The House will not wish to be wearied by a rehearsal of all the present alternatives to imprisonment which are available to the courts, but their number is substantial, and they have been enlarged considerably in recent years, both by the last Government and by their predeces- sor. The most hopeful alternative is the community service order. This was the outcome of a report commissioned by the Labour Government, and it was put into effect in an Act passed by the Conservative Government, so there is no party difference between us on this issue.

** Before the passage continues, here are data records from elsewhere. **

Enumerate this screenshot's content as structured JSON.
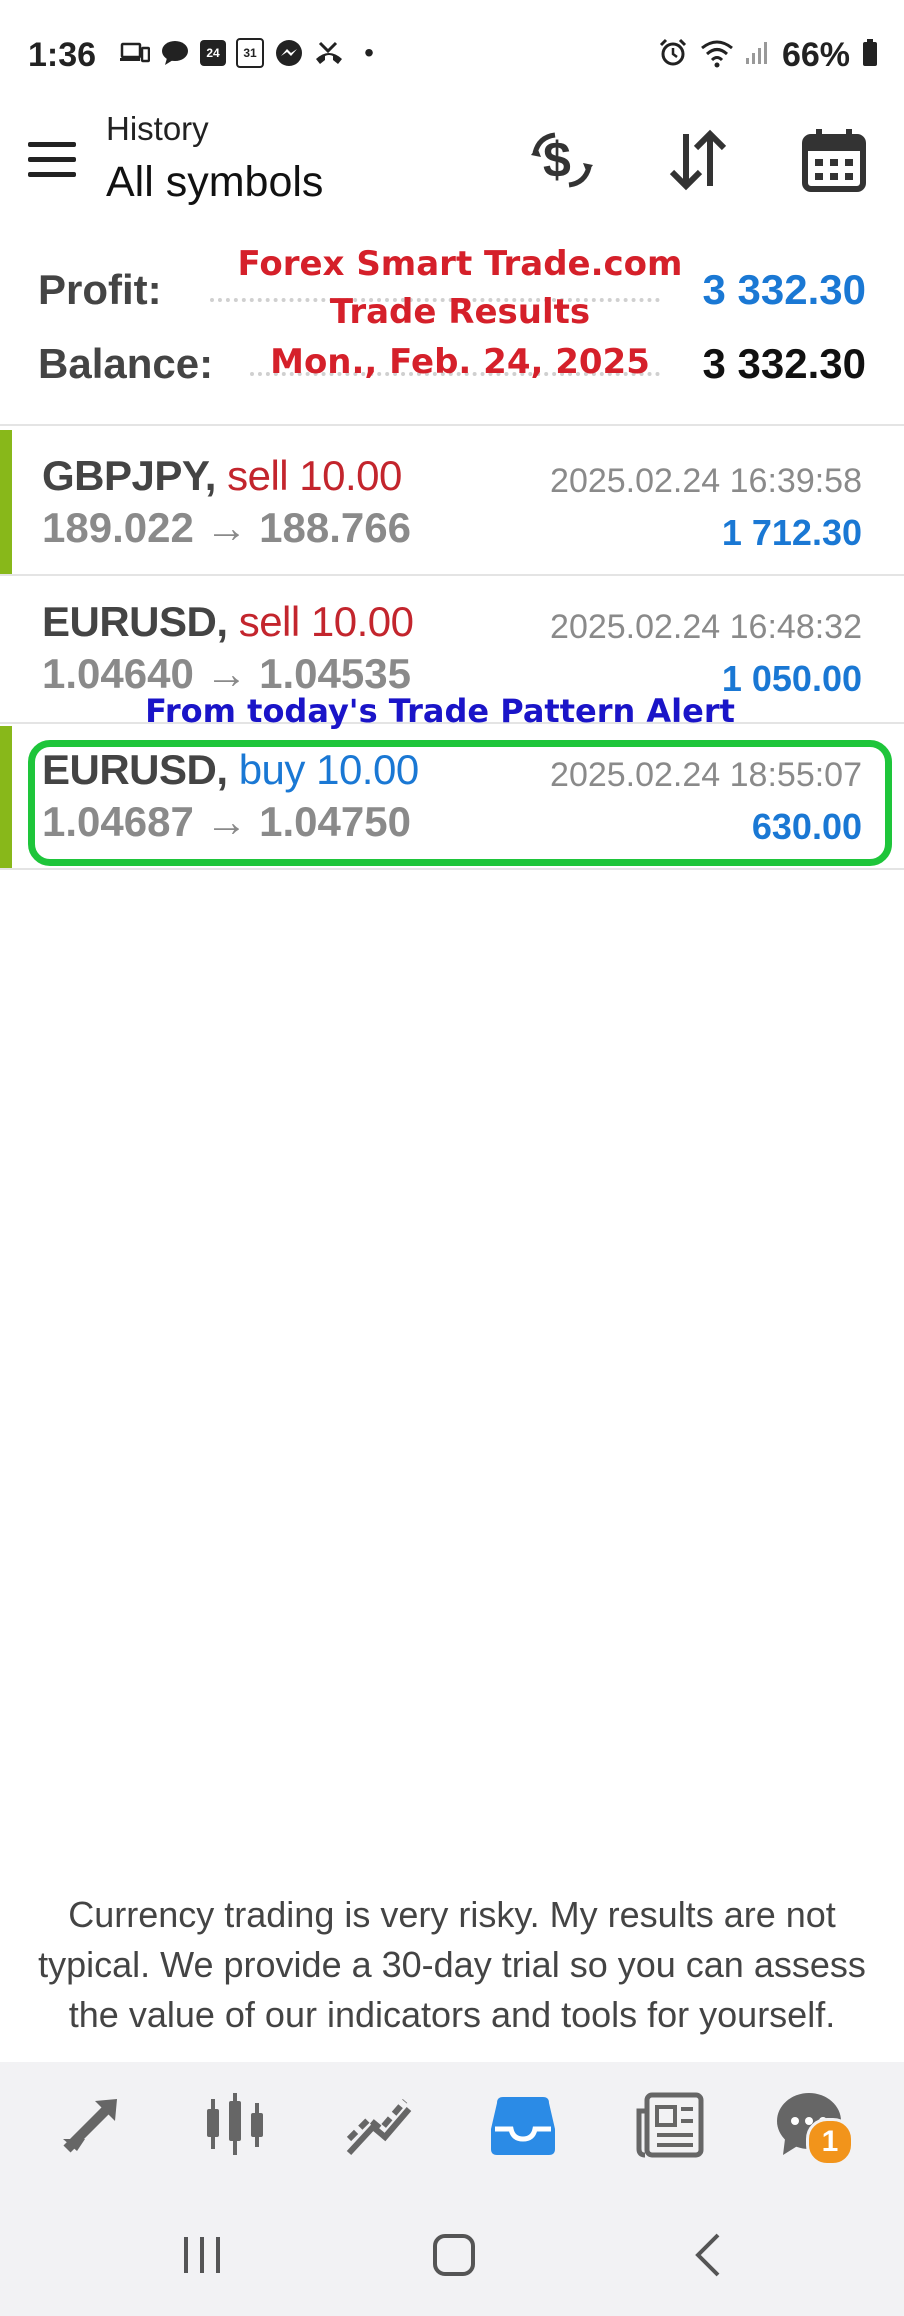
{
  "status_bar": {
    "time": "1:36",
    "calendar_day_1": "24",
    "calendar_day_2": "31",
    "dot": "•",
    "battery": "66%"
  },
  "toolbar": {
    "subtitle": "History",
    "title": "All symbols"
  },
  "summary": {
    "profit_label": "Profit:",
    "profit_value": "3 332.30",
    "balance_label": "Balance:",
    "balance_value": "3 332.30"
  },
  "overlay": {
    "line1": "Forex Smart Trade.com",
    "line2": "Trade Results",
    "line3": "Mon., Feb. 24, 2025",
    "alert": "From today's Trade Pattern Alert"
  },
  "trades": [
    {
      "symbol": "GBPJPY,",
      "side": "sell 10.00",
      "prices": "189.022 → 188.766",
      "time": "2025.02.24 16:39:58",
      "profit": "1 712.30"
    },
    {
      "symbol": "EURUSD,",
      "side": "sell 10.00",
      "prices": "1.04640 → 1.04535",
      "time": "2025.02.24 16:48:32",
      "profit": "1 050.00"
    },
    {
      "symbol": "EURUSD,",
      "side": "buy 10.00",
      "prices": "1.04687 → 1.04750",
      "time": "2025.02.24 18:55:07",
      "profit": "630.00"
    }
  ],
  "disclaimer": {
    "line1": "Currency trading is very risky. My results are not",
    "line2": "typical. We provide a 30-day trial so you can assess",
    "line3": "the value of our indicators and tools for yourself."
  },
  "bottom_nav": {
    "active": "history-tab",
    "badge": "1"
  },
  "colors": {
    "sell": "#c3252d",
    "buy": "#1a78d4",
    "profit": "#1a78d4",
    "accent_bar": "#88b81a",
    "highlight": "#1ec53a",
    "overlay_red": "#d5202a",
    "overlay_blue": "#1a14c8",
    "active_tab": "#2b8be6"
  },
  "icons": [
    "hamburger-menu-icon",
    "dollar-exchange-icon",
    "sort-icon",
    "calendar-icon",
    "trade-icon",
    "quotes-icon",
    "chart-icon",
    "history-icon",
    "news-icon",
    "chat-icon"
  ]
}
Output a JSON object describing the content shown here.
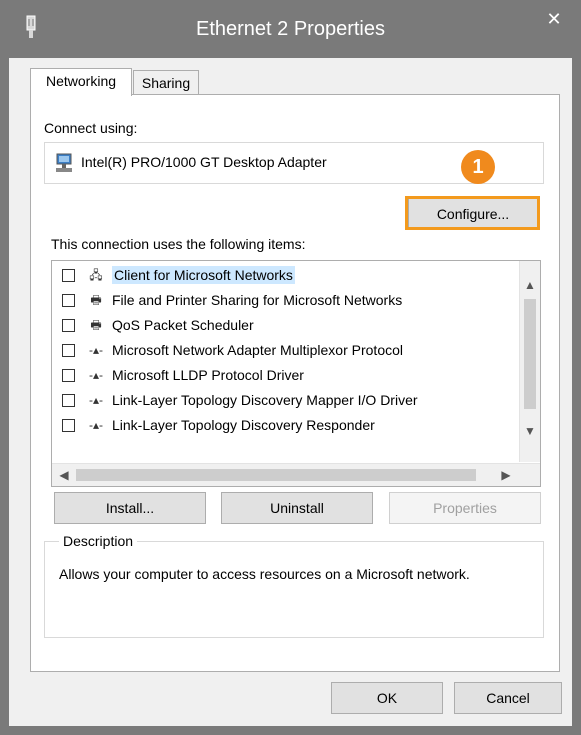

We have now reached a stage at which my right hon. Friend has been able to inform all magistrates' court areas in England and Wales that the community service order will begin to be available to them from this April. We are looking forward with great interest to see what will be the effect on the prison population and on sentences of imprisonment when courts have this alternative available to them. We believe that it will be extremely useful, giving, as it does, a sense to the public that something positive is visited upon the offender while at the same time giving to the offender a sense that he is not burdened by the rather negative atmosphere of prison but is putting his efforts to help some worthy and desirable cause.

The schemes already instituted under community service orders are many and varied. I do not think that they include cleaning up the rubbish in Glasgow, but they include both some unpleasant work and some very positive and stimulating work. The results so far have been extremely good. At least 70 per cent. of those convicted and sentenced to a community service order have completed the order without any difficulty whatever. It is too early yet to know what the level of recividism will be after community service orders, but we hope that this sentence will prove in future to be a useful way of finding an alternative to imprisonment.

I am very much obliged to my hon. Friend the Member for Edinburgh, Central for raising this important issue.

Question put and agreed to.

Resolved,

That this House, noting with concern the large numbers of citizens sent to prison who could more effectively and appropriately be treated in other environments, invites Her Majesty's Government to develop alternative forms of treatment for offenders and, in particular, urges a review of sentencing policy on women convicted of child stealing and on habitual drunken offenders.